Uzun bir süre boyunca, diyet lifinin sindirim sistemindeki rolü önemli değildi. Ve sadece birkaç on yıl önce, onlarsız bir insanın var olamayacağı kabul edildi. Lifin kendisi herhangi bir vitamin veya mineral içermemesine rağmen, emicidir ve zararlı maddeleri ve toksinleri vücuttan uzaklaştırır.
Talimatlar
Aşama 1
Diyet lifi, kardiyovasküler sistem hastalıkları geliştirme riskini azaltır. Avrupalı bilim adamları tarafından yapılan çok sayıda araştırma, sistematik olarak lif tüketen kişilerin kalp krizi ve felç gibi hastalıklara daha az duyarlı olduğunu kanıtlamıştır.
Adım 2
Sindirim sisteminin normalleşmesi doğrudan gıdadaki diyet lifinin varlığına bağlıdır. Özünde, bağırsaklarımızdaki faydalı bakterileri besleyen prebiyotiklerdir. Dışkının normalleşmesine katkıda bulunurlar, vitaminlerin ve faydalı mikro elementlerin sentezini gerçekleştirirler ve ayrıca iyi bir bağışıklık durumunu korurlar.
Aşama 3
Diyet lifi kan kolesterol seviyelerini düşürür ve böylece ateroskleroz ve damar aşınmasına karşı korur. Gerçek şu ki, kolesterol, safra ile birlikte sindirim sistemine atılan safra asitlerini oluşturur. Bazıları geri emilebilir ve tekrar kolesterol oluşturabilir. Diyet lifleri, emilme sürecini engeller ve böylece kan damarlarımızı korur.
4. Adım
Son zamanlarda yapılan çalışmalar, lifin kötü huylu tümörlerin gelişimini engelleyebileceğini göstermiştir. Bu özellikle kolon kanseri, meme ve yumurtalık kanseri için geçerlidir.

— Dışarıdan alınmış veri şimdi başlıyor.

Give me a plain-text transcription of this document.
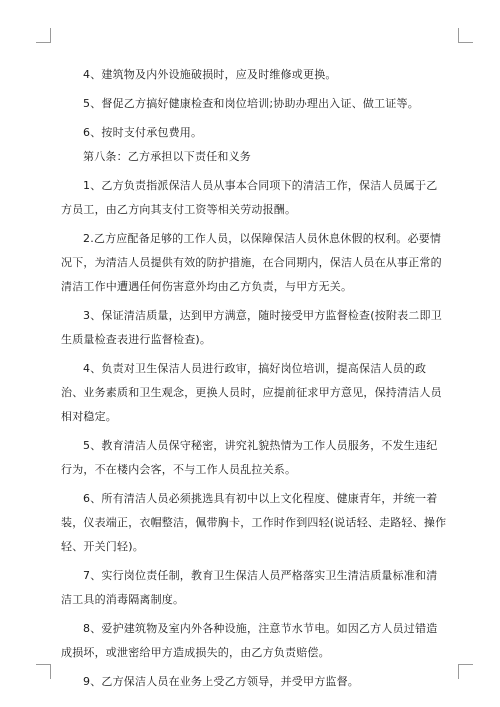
4、建筑物及内外设施破损时，应及时维修或更换。

5、督促乙方搞好健康检查和岗位培训;协助办理出入证、做工证等。

6、按时支付承包费用。

第八条：乙方承担以下责任和义务

1、乙方负责指派保洁人员从事本合同项下的清洁工作，保洁人员属于乙方员工，由乙方向其支付工资等相关劳动报酬。

2.乙方应配备足够的工作人员，以保障保洁人员休息休假的权利。必要情况下，为清洁人员提供有效的防护措施，在合同期内，保洁人员在从事正常的清洁工作中遭遇任何伤害意外均由乙方负责，与甲方无关。

3、保证清洁质量，达到甲方满意，随时接受甲方监督检查(按附表二即卫生质量检查表进行监督检查)。

4、负责对卫生保洁人员进行政审，搞好岗位培训，提高保洁人员的政治、业务素质和卫生观念，更换人员时，应提前征求甲方意见，保持清洁人员相对稳定。

5、教育清洁人员保守秘密，讲究礼貌热情为工作人员服务，不发生违纪行为，不在楼内会客，不与工作人员乱拉关系。

6、所有清洁人员必须挑选具有初中以上文化程度、健康青年，并统一着装，仪表端正，衣帽整洁，佩带胸卡，工作时作到四轻(说话轻、走路轻、操作轻、开关门轻)。

7、实行岗位责任制，教育卫生保洁人员严格落实卫生清洁质量标准和清洁工具的消毒隔离制度。

8、爱护建筑物及室内外各种设施，注意节水节电。如因乙方人员过错造成损坏，或泄密给甲方造成损失的，由乙方负责赔偿。

9、乙方保洁人员在业务上受乙方领导，并受甲方监督。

Bu durumda, diyet lifi, kanserojenlerin emilmesine izin vermez ve kanser hücrelerinin aktivasyonunu etkiler.
Adım 5
Ve elbette, lif kilo vermek için basitçe yeri doldurulamaz. İlk olarak, midede su tutabilir ve böylece yiyecek hacmini artırabilir, ancak aynı zamanda minimum kalori alabilir. İkincisi, diyet lifli yiyecekler iyice çiğnemeyi gerektirir, bu nedenle tokluk hissi zamanında gelir ve fazla yemek yiyemezsiniz. Üçüncüsü, lif şekerlerin emilimini yavaşlatır ve bu da kan şekeri seviyelerinin gerekli seviyede tutulmasına yardımcı olur.